Merge lp:~gz/bzr/require_unicode_committer_614593 into lp:bzr
Status: | Merged |
---|---|
Approved by: | John A Meinel |
Approved revision: | no longer in the source branch. |
Merged at revision: | 5510 |
Proposed branch: | lp:~gz/bzr/require_unicode_committer_614593 |
Merge into: | lp:bzr |
Diff against target: |
46 lines (+13/-1) 3 files modified
bzrlib/repository.py (+2/-0) bzrlib/tests/per_repository/test_commit_builder.py (+10/-0) bzrlib/tests/test_testament.py (+1/-1) |
To merge this branch: | bzr merge lp:~gz/bzr/require_unicode_committer_614593 |
Related bugs: |
Reviewer | Review Type | Date Requested | Status |
---|---|---|---|
Vincent Ladeuil | Approve | ||
John A Meinel | Pending | ||
Review via email: mp+38334@code.launchpad.net |
Commit message
Check committer values are ascii or unicode and fix a test where it was not
Description of the change
Currently commit can be passed a non-ascii str value for committer and the value makes it all the way through to the repository serialisation code where it potentially outputs bogus data. As generally the input will be decoded to unicode already from the command line or config this isn't generally fatal, but is laying a bit of a trap for test and plugin authors to do the wrong thing without realising. With Python 2.7 it happens that this is now caught by the xml escaping function, and a misspelt test started failing.

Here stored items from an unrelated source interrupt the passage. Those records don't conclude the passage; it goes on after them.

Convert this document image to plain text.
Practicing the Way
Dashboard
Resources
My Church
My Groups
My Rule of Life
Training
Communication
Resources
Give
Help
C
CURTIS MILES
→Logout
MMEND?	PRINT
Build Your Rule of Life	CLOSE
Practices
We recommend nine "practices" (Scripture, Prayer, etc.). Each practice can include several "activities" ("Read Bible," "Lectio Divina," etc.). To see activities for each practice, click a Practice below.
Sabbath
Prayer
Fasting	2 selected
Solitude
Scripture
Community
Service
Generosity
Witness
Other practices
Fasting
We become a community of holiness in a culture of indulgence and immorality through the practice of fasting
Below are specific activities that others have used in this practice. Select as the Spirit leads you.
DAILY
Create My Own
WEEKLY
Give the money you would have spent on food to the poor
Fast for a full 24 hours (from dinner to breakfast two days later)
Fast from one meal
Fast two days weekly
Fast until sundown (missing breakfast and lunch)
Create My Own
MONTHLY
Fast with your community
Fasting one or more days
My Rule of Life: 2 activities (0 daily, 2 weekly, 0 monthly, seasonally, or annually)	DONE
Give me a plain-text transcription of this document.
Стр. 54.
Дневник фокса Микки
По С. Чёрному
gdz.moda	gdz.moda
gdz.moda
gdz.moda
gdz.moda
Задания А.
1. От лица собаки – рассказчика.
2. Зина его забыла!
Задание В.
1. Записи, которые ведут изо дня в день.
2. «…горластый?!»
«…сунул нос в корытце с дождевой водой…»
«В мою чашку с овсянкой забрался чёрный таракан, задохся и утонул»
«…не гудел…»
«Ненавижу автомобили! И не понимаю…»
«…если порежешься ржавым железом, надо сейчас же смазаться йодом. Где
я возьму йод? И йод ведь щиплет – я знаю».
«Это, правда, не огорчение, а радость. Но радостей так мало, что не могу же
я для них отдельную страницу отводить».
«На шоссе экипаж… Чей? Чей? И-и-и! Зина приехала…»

As well as fixing that test, I've added a guard in commit that raises UnicodeDecodeError for all non-ascii str values. I think that's better than decoding with user_encoding or similar as we don't actually have a good basis for believing a str passed is one encoding or another, so it's better to leave that up to the caller. We could trap the decode error and raise some other flavour of exception instead, but as this will mostly be for bzrlib coders rather than users that's probably no more informative.
This sounds fine to me, but I'd like John to confirm that we are indeed expecting Unicode there.